Telepsychiatry has about a 10-year track record, but is just catching on in Illinois, said Sosa. The state has only required Medicaid to cover it since 2007. Other states, including Arizona, Maine and Minnesota, use it extensively as does the federal Veterans Administration, she said. In Chicago, Illinois Masonic has offered it for many years to deaf clients who needed a psychiatrist fluent in American Sign Language.

Research has shown that compared to in-person therapy, telepsychiatry is actually a more effective way to reach adolescents, according to Sosa. “They are very used to being at a computer screen,” she explained. “It also puts a little bit of distance between them and the psychiatrist, and that makes it easier to deal with.”

Quicker access to care through telepsychiatry also will make it more likely that children receive needed medications, said Theresa Baker, a social worker at Marquette Elementary School in Chicago Lawn. Marquette’s nearest mental health facility has a waiting list, and hard-working parents are sometimes reluctant or unable to travel across town to another provider, she explained. As a result, behaviors can escalate to the point where children require hospitalization, she said.

Locating psychiatric services at the school will also simplify communication between the psychiatrist and a child’s teachers and medical providers, resulting in more effective treatment, said Rodriguez of Ames. “If a child is on medication we’re going to be monitoring that and give immediate feedback: Is the medication working? Is it helping this kid?”

In addition, school and health center staff can serve as patient advocates, helping ensure that medications are not prescribed unnecessarily and that parents understand potential side effects, Rodriguez said.

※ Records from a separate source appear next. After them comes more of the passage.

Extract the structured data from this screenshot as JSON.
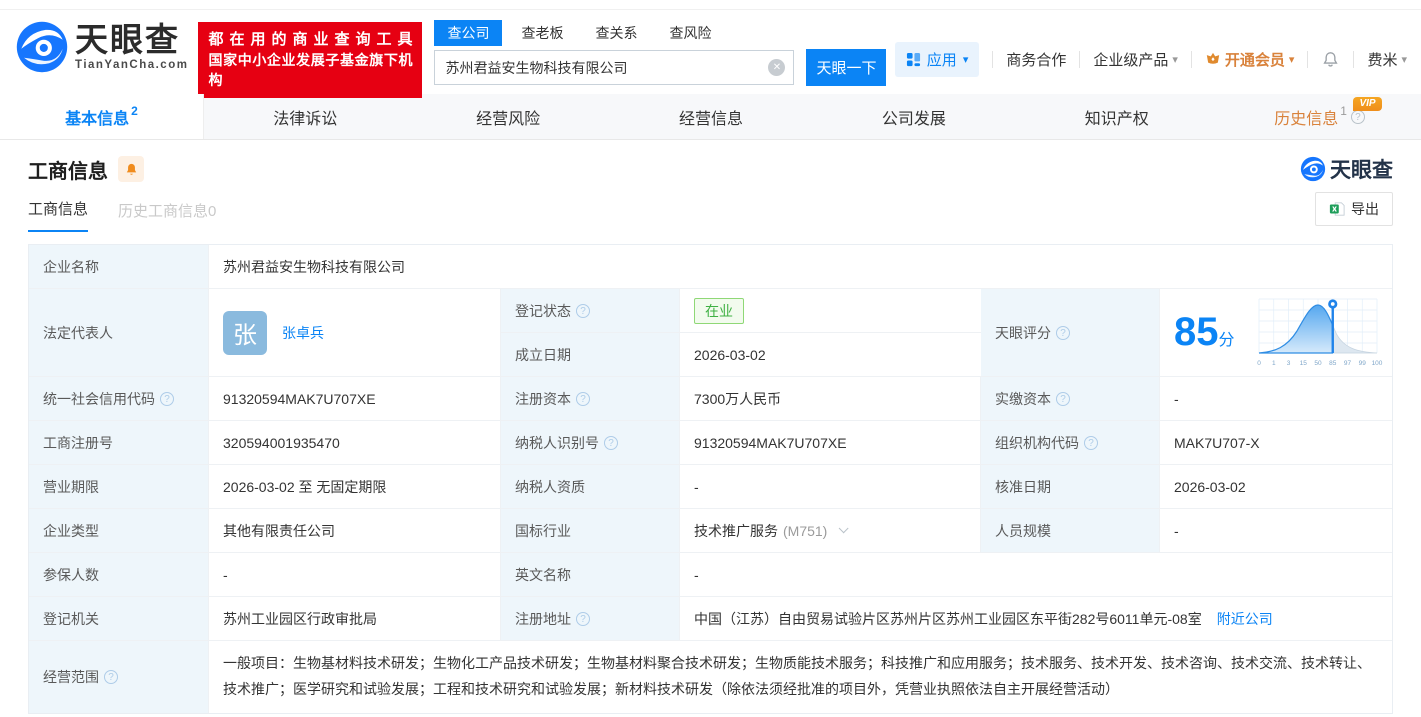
{
  "colors": {
    "accent": "#0b84f5",
    "brand_red": "#e60012",
    "vip_orange": "#d9823b",
    "status_green": "#3eb043",
    "label_bg": "#eef6fb"
  },
  "header": {
    "logo": {
      "brand": "天眼查",
      "domain": "TianYanCha.com"
    },
    "banner": {
      "line1": "都在用的商业查询工具",
      "line2": "国家中小企业发展子基金旗下机构"
    },
    "search": {
      "tabs": [
        {
          "label": "查公司"
        },
        {
          "label": "查老板"
        },
        {
          "label": "查关系"
        },
        {
          "label": "查风险"
        }
      ],
      "value": "苏州君益安生物科技有限公司",
      "button": "天眼一下"
    },
    "nav": {
      "apps": "应用",
      "coop": "商务合作",
      "enterprise": "企业级产品",
      "vip": "开通会员",
      "user": "费米"
    }
  },
  "tabs": [
    {
      "label": "基本信息",
      "badge": "2"
    },
    {
      "label": "法律诉讼"
    },
    {
      "label": "经营风险"
    },
    {
      "label": "经营信息"
    },
    {
      "label": "公司发展"
    },
    {
      "label": "知识产权"
    },
    {
      "label": "历史信息",
      "badge": "1",
      "vip": "VIP"
    }
  ],
  "section": {
    "title": "工商信息",
    "subtabs": [
      {
        "label": "工商信息"
      },
      {
        "label": "历史工商信息0"
      }
    ],
    "export_label": "导出",
    "brand": "天眼查"
  },
  "table": {
    "company_name": {
      "label": "企业名称",
      "value": "苏州君益安生物科技有限公司"
    },
    "legal_rep": {
      "label": "法定代表人",
      "avatar": "张",
      "name": "张卓兵"
    },
    "reg_status": {
      "label": "登记状态",
      "value": "在业"
    },
    "est_date": {
      "label": "成立日期",
      "value": "2026-03-02"
    },
    "score": {
      "label": "天眼评分",
      "value": "85",
      "unit": "分",
      "axis": [
        "0",
        "1",
        "3",
        "15",
        "50",
        "85",
        "97",
        "99",
        "100"
      ]
    },
    "credit_code": {
      "label": "统一社会信用代码",
      "value": "91320594MAK7U707XE"
    },
    "reg_capital": {
      "label": "注册资本",
      "value": "7300万人民币"
    },
    "paid_capital": {
      "label": "实缴资本",
      "value": "-"
    },
    "reg_number": {
      "label": "工商注册号",
      "value": "320594001935470"
    },
    "taxpayer_id": {
      "label": "纳税人识别号",
      "value": "91320594MAK7U707XE"
    },
    "org_code": {
      "label": "组织机构代码",
      "value": "MAK7U707-X"
    },
    "business_term": {
      "label": "营业期限",
      "value": "2026-03-02 至 无固定期限"
    },
    "taxpayer_quality": {
      "label": "纳税人资质",
      "value": "-"
    },
    "approval_date": {
      "label": "核准日期",
      "value": "2026-03-02"
    },
    "company_type": {
      "label": "企业类型",
      "value": "其他有限责任公司"
    },
    "industry": {
      "label": "国标行业",
      "value": "技术推广服务",
      "code": "(M751)"
    },
    "staff_size": {
      "label": "人员规模",
      "value": "-"
    },
    "insured_count": {
      "label": "参保人数",
      "value": "-"
    },
    "english_name": {
      "label": "英文名称",
      "value": "-"
    },
    "reg_authority": {
      "label": "登记机关",
      "value": "苏州工业园区行政审批局"
    },
    "reg_address": {
      "label": "注册地址",
      "value": "中国（江苏）自由贸易试验片区苏州片区苏州工业园区东平街282号6011单元-08室",
      "link": "附近公司"
    },
    "business_scope": {
      "label": "经营范围",
      "value": "一般项目：生物基材料技术研发；生物化工产品技术研发；生物基材料聚合技术研发；生物质能技术服务；科技推广和应用服务；技术服务、技术开发、技术咨询、技术交流、技术转让、技术推广；医学研究和试验发展；工程和技术研究和试验发展；新材料技术研发（除依法须经批准的项目外，凭营业执照依法自主开展经营活动）"
    }
  }
}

Elev8’s telepsychiatry equipment will be purchased with a $35,000 grant from the VNA Foundation and in place by June at three schools – Ames, Marquette and Perspectives-Calumet Middle School in Auburn Gresham. Two more schools, Reavis Elementary School in Bronzeville and Orozco Academy in Pilsen, are expected to offer telepsychiatry beginning next fall. The service will be provided in both English and Spanish.

Sosa hopes that once the advantages of telepsychiatry become evident at Elev8 schools, it will spur Chicago Public Schools to promote its adoption elsewhere in the district. “This is the wave of the future,” she said. “No doubt about it.”